At the time, most distilleries were just giving the sanitizer away, and didn’t intend to include it in their business model for profit.
Distilleries began getting approval from the Alcohol and Tobacco Tax and Trade Bureau, and then with the Food and Drug Administration to legally make the product safely. Part of the process involved registering with the FDA.
But months after the fact, well after main suppliers had caught back up with demand and there was no need for small businesses to pitch in, FDA fees started kicking in to the tune of $14,060.
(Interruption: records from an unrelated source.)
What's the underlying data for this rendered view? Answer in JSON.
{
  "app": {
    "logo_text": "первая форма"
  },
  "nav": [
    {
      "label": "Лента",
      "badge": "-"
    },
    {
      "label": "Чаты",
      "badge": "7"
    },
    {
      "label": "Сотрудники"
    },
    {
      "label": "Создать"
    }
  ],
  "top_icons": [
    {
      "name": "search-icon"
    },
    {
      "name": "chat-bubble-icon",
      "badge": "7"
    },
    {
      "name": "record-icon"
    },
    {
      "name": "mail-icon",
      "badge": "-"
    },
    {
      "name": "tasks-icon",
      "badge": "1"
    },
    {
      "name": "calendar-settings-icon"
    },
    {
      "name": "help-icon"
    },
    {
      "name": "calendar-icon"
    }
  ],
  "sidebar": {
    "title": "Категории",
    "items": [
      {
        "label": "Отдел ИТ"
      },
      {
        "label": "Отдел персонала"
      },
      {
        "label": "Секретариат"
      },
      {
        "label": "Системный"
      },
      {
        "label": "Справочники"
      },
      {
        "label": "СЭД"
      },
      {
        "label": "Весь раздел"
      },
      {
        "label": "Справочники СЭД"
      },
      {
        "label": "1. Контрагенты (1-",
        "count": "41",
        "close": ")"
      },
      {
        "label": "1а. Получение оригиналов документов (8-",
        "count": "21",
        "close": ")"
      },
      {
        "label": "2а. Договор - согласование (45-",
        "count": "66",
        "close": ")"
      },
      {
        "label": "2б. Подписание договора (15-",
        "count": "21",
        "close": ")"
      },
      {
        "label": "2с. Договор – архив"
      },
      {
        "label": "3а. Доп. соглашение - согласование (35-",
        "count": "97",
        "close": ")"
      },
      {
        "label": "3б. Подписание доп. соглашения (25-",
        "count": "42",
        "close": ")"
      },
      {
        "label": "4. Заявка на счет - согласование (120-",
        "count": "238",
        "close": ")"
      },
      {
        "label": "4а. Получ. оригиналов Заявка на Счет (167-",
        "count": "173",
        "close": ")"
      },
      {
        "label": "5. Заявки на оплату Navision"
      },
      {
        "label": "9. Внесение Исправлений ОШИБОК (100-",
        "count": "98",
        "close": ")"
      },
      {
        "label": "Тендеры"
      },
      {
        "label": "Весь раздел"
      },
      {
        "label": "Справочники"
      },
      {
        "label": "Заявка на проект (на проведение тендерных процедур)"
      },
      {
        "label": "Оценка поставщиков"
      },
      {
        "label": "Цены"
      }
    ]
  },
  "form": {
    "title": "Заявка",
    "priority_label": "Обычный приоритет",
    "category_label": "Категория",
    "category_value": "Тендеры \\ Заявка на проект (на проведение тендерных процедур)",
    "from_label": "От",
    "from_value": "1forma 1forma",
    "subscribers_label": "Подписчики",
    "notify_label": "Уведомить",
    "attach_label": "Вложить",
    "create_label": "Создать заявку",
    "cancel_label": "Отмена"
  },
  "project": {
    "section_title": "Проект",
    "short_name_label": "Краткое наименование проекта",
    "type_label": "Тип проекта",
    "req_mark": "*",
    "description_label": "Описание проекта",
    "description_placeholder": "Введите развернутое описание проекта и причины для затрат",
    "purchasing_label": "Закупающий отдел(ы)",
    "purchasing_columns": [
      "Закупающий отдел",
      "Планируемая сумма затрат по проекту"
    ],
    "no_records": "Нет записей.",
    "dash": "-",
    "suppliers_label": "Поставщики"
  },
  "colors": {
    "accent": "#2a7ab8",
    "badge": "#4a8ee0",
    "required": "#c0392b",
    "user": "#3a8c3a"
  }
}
“Because we registered as a drug producer, we might be charged $14,000. I guess it shouldn’t be surprising with how the rest of the year’s been but it’s still, it’s a little scary,” Adamson said. “$14,000 is a lot!”
After media reports brought the issue to light, the U.S. Department of Health and Human Services, which oversees the FDA, took action and realized this was a mistake.
“Small businesses who stepped up to fight COVID-19 should be applauded by their government, not taxed for doing so,” said HHS Chief of Staff Brian Harrison in a statement to the Problem Solvers. “I’m pleased to announce we have directed FDA to cease enforcement of these arbitrary, surprise user fees. Happy New Year, distilleries, and cheers to you for helping keep us safe!”